La Cour européenne des Droits de l’Homme ne protège pas la vie du foetus

Publié le 30 Juin, 2004

L’adoption de la loi dépénalisant l’euthanasie en Belgique coïncide avec le très important arrêt de la Cour européenne des Droits de l’Homme dans l’affaire Pretty contre Royaume-Uni (29 avril 2002). La requérante, âgée de 43 ans, atteinte d’une sclérose latérale amyotrophique au stade terminal souhaite mettre fin à ses jours. Etant complètement paralysée, elle a obtenu de son mari la promesse d’une aide au suicide. Or, cette aide tombe sous le coup de la loi pénale anglaise. Mme Pretty a demandé une dérogation qui lui a été refusée. Elle se tourne alors vers la Cour européenne des Droits de l’Homme, estimant que la loi anglaise enfreint notamment (et principalement) les articles 2 (droit à la vie) et 3 (interdiction des traitements inhumains et dégradants), 8 (droit au respect de la vie privée et familiale), 9 (liberté de pensée, de conscience et de religion), et 14 (non-discrimination).

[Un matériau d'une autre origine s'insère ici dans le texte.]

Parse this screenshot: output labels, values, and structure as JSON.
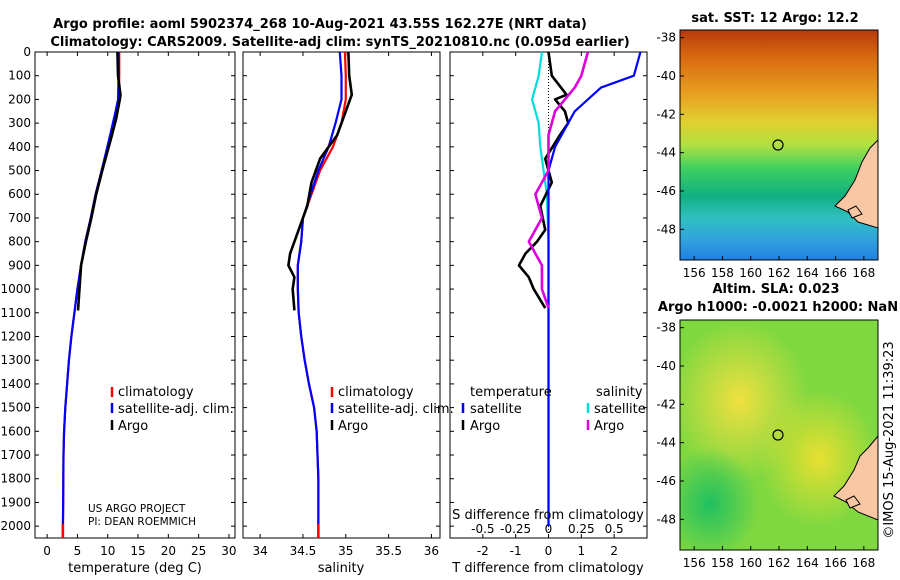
{
  "header": {
    "title_line1": "Argo profile: aoml 5902374_268 10-Aug-2021 43.55S 162.27E (NRT data)",
    "title_line2": "Climatology: CARS2009. Satellite-adj clim: synTS_20210810.nc (0.095d earlier)",
    "credit_project": "US ARGO PROJECT",
    "credit_pi": "PI: DEAN ROEMMICH",
    "timestamp": "©IMOS 15-Aug-2021 11:39:23"
  },
  "colors": {
    "climatology": "#ff0000",
    "satellite_adj": "#0000ff",
    "argo": "#000000",
    "temp_satellite": "#00dddd",
    "sal_argo": "#dd00dd",
    "land": "#f9c7a3"
  },
  "chart_data": [
    {
      "type": "line",
      "id": "temperature",
      "xlabel": "temperature (deg C)",
      "xlim": [
        -2,
        31
      ],
      "ylim": [
        2050,
        0
      ],
      "yticks": [
        0,
        100,
        200,
        300,
        400,
        500,
        600,
        700,
        800,
        900,
        1000,
        1100,
        1200,
        1300,
        1400,
        1500,
        1600,
        1700,
        1800,
        1900,
        2000
      ],
      "xticks": [
        0,
        5,
        10,
        15,
        20,
        25,
        30
      ],
      "legend": [
        "climatology",
        "satellite-adj. clim.",
        "Argo"
      ],
      "series": [
        {
          "name": "climatology",
          "color": "#ff0000",
          "x": [
            11.9,
            11.9,
            11.8,
            11.4,
            10.5,
            9.0,
            8.0,
            7.2,
            6.3,
            5.6,
            5.0,
            4.5,
            4.0,
            3.6,
            3.3,
            3.0,
            2.8,
            2.7,
            2.65,
            2.6
          ],
          "y": [
            0,
            100,
            200,
            250,
            350,
            500,
            600,
            700,
            800,
            900,
            1000,
            1100,
            1200,
            1300,
            1400,
            1500,
            1600,
            1700,
            1900,
            2050
          ]
        },
        {
          "name": "satellite-adj. clim.",
          "color": "#0000ff",
          "x": [
            11.8,
            11.8,
            11.7,
            11.3,
            10.4,
            9.0,
            8.0,
            7.2,
            6.3,
            5.6,
            5.0,
            4.5,
            4.0,
            3.6,
            3.3,
            3.0,
            2.8,
            2.7,
            2.65,
            2.6
          ],
          "y": [
            0,
            100,
            200,
            250,
            350,
            500,
            600,
            700,
            800,
            900,
            1000,
            1100,
            1200,
            1300,
            1400,
            1500,
            1600,
            1700,
            1900,
            2000
          ]
        },
        {
          "name": "Argo",
          "color": "#000000",
          "x": [
            11.6,
            11.7,
            12.1,
            12.0,
            11.4,
            10.6,
            9.1,
            8.1,
            7.3,
            6.4,
            5.6,
            5.1
          ],
          "y": [
            0,
            100,
            180,
            200,
            280,
            360,
            500,
            600,
            700,
            800,
            900,
            1090
          ]
        }
      ]
    },
    {
      "type": "line",
      "id": "salinity",
      "xlabel": "salinity",
      "xlim": [
        33.8,
        36.1
      ],
      "ylim": [
        2050,
        0
      ],
      "xticks": [
        34,
        34.5,
        35,
        35.5,
        36
      ],
      "legend": [
        "climatology",
        "satellite-adj. clim.",
        "Argo"
      ],
      "series": [
        {
          "name": "climatology",
          "color": "#ff0000",
          "x": [
            34.99,
            35.0,
            35.0,
            34.95,
            34.85,
            34.7,
            34.6,
            34.5,
            34.48,
            34.44,
            34.44,
            34.45,
            34.48,
            34.52,
            34.57,
            34.63,
            34.66,
            34.68,
            34.68
          ],
          "y": [
            0,
            100,
            200,
            300,
            400,
            500,
            600,
            700,
            800,
            900,
            1000,
            1100,
            1200,
            1300,
            1400,
            1500,
            1600,
            1800,
            2050
          ]
        },
        {
          "name": "satellite-adj. clim.",
          "color": "#0000ff",
          "x": [
            34.93,
            34.95,
            34.95,
            34.88,
            34.8,
            34.68,
            34.59,
            34.5,
            34.48,
            34.44,
            34.44,
            34.45,
            34.48,
            34.52,
            34.57,
            34.63,
            34.66,
            34.68,
            34.68
          ],
          "y": [
            0,
            100,
            200,
            300,
            400,
            500,
            600,
            700,
            800,
            900,
            1000,
            1100,
            1200,
            1300,
            1400,
            1500,
            1600,
            1800,
            2000
          ]
        },
        {
          "name": "Argo",
          "color": "#000000",
          "x": [
            35.03,
            35.04,
            35.07,
            35.0,
            34.9,
            34.7,
            34.6,
            34.55,
            34.45,
            34.35,
            34.33,
            34.4,
            34.38,
            34.4
          ],
          "y": [
            0,
            100,
            180,
            250,
            350,
            450,
            550,
            650,
            750,
            850,
            900,
            950,
            1000,
            1090
          ]
        }
      ]
    },
    {
      "type": "line",
      "id": "differences",
      "xlabel": "T difference from climatology",
      "xlabel_top": "S difference from climatology",
      "xlim": [
        -3,
        3
      ],
      "ylim": [
        2050,
        0
      ],
      "xticks": [
        -2,
        -1,
        0,
        1,
        2
      ],
      "xtick_labels": [
        "-2",
        "-1",
        "0",
        "1",
        "2"
      ],
      "s_ticks": [
        -0.5,
        -0.25,
        0,
        0.25,
        0.5
      ],
      "s_tick_labels": [
        "-0.5",
        "-0.25",
        "0",
        "0.25",
        "0.5"
      ],
      "legend_temperature_title": "temperature",
      "legend_salinity_title": "salinity",
      "legend_entries": [
        "satellite",
        "Argo",
        "satellite",
        "Argo"
      ],
      "series": [
        {
          "name": "temperature satellite",
          "color": "#00dddd",
          "x": [
            -0.2,
            -0.3,
            -0.5,
            -0.3,
            -0.25,
            -0.15,
            -0.05,
            0,
            0,
            0,
            0,
            0
          ],
          "y": [
            0,
            100,
            200,
            300,
            400,
            500,
            600,
            800,
            1000,
            1200,
            1600,
            2000
          ]
        },
        {
          "name": "temperature Argo",
          "color": "#000000",
          "x": [
            0.0,
            0.1,
            0.55,
            0.2,
            0.5,
            0.6,
            0.35,
            -0.1,
            0.1,
            -0.25,
            -0.1,
            -0.35,
            -0.7,
            -0.9,
            -0.6,
            -0.45,
            -0.1
          ],
          "y": [
            0,
            100,
            180,
            200,
            250,
            300,
            350,
            450,
            550,
            650,
            750,
            800,
            850,
            900,
            950,
            1000,
            1080
          ]
        },
        {
          "name": "salinity satellite",
          "color": "#0000ff",
          "x": [
            0.7,
            0.65,
            0.4,
            0.2,
            0.05,
            0,
            0
          ],
          "y": [
            0,
            100,
            150,
            250,
            400,
            500,
            2000
          ]
        },
        {
          "name": "salinity Argo",
          "color": "#dd00dd",
          "x": [
            0.3,
            0.25,
            0.2,
            0.05,
            0.0,
            0.0,
            -0.1,
            -0.05,
            -0.15,
            -0.05,
            -0.05,
            0.0
          ],
          "y": [
            0,
            100,
            150,
            250,
            350,
            500,
            600,
            700,
            800,
            900,
            1000,
            1080
          ]
        }
      ]
    },
    {
      "type": "heatmap",
      "id": "sst_map",
      "title": "sat. SST: 12 Argo: 12.2",
      "xticks": [
        156,
        158,
        160,
        162,
        164,
        166,
        168
      ],
      "yticks": [
        -38,
        -40,
        -42,
        -44,
        -46,
        -48
      ],
      "xlim": [
        155,
        169
      ],
      "ylim": [
        -49.6,
        -37.6
      ],
      "marker": {
        "lon": 162.27,
        "lat": -43.55
      }
    },
    {
      "type": "heatmap",
      "id": "sla_map",
      "title_line1": "Altim. SLA: 0.023",
      "title_line2": "Argo h1000: -0.0021 h2000: NaN",
      "xticks": [
        156,
        158,
        160,
        162,
        164,
        166,
        168
      ],
      "yticks": [
        -38,
        -40,
        -42,
        -44,
        -46,
        -48
      ],
      "xlim": [
        155,
        169
      ],
      "ylim": [
        -49.6,
        -37.6
      ],
      "marker": {
        "lon": 162.27,
        "lat": -43.55
      }
    }
  ]
}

La pointe de son argumentation touchait les articles 2 et 3, lesquels font partie du noyau dur des droits de l’Homme (qui ne peuvent faire l’objet d’aucune dérogation). Nous discuterons ici uniquement la réponse de la Cour à la violation alléguée de l’article 2.

 

Mme Pretty soutient que cette disposition « garantirait non seulement le droit à la vie, mais également le droit de choisir de continuer ou de cesser de vivre ». En d’autres termes, l’article 2 ne consacrerait pas seulement un droit positif (le droit à la vie), mais il inclurait également un droit négatif (celui de refuser de vivre). La Cour répond en rappelant que « parmi les dispositions de la Convention qu’elle juge primordiales, {elle}, dans sa jurisprudence, accorde la prééminence à l’article 2. ».

 

En effet, « l’article 2 protège le droit à la vie, sans lequel la jouissance de l’un quelconque des autres droits et libertés garantis par la Convention serait illusoire ». Dans toute sa jurisprudence, la Cour a toujours mis l’accent sur l’obligation pour l’Etat de protéger la vie. Le caractère absolu de cet article est ensuite rappelé : « Il n’a aucun rapport avec les questions concernant la qualité de la vie ou ce qu’une personne choisit de faire de sa vie ». De manière très intéressante, la Cour s’est appuyée sur la Résolution 1418 de l’Assemblée parlementaire du Conseil de l’Europe, laquelle s’inscrit dans la logique et les objectifs fondamentaux de la Convention de Sauvegarde des Droits et des Libertés fondamentales : « L’Assemblée recommande (…) au Comité des Ministres d’encourager les Etats membres du Conseil de l’Europe à respecter et à protéger la dignité des malades incurables et des mourants à tous égards : (…) en maintenant l’interdiction absolue de mettre intentionnellement fin à la vie des malades incurables et des mourants :

 

– vu que le droit à la vie, notamment en ce qui concerne les malades incurables et les mourants, est garanti par les Etats membres, conformément à l’article 2 de la Convention européenne des Droits de l’Homme qui dispose que « la mort ne peut être infligée à quiconque intentionnellement » ;

– vu que le désir de mourir exprimé par un malade incurable ou un mourant ne peut jamais constituer un fondement juridique à sa mort de la main d’un tiers ;

– vu que le désir de mourir exprimé par un malade incurable ne peut en soi servir de justification légale à l’exécution d’actions destinées à entraîner la mort. La Résolution 1418 fait ainsi son entrée dans la jurisprudence européenne.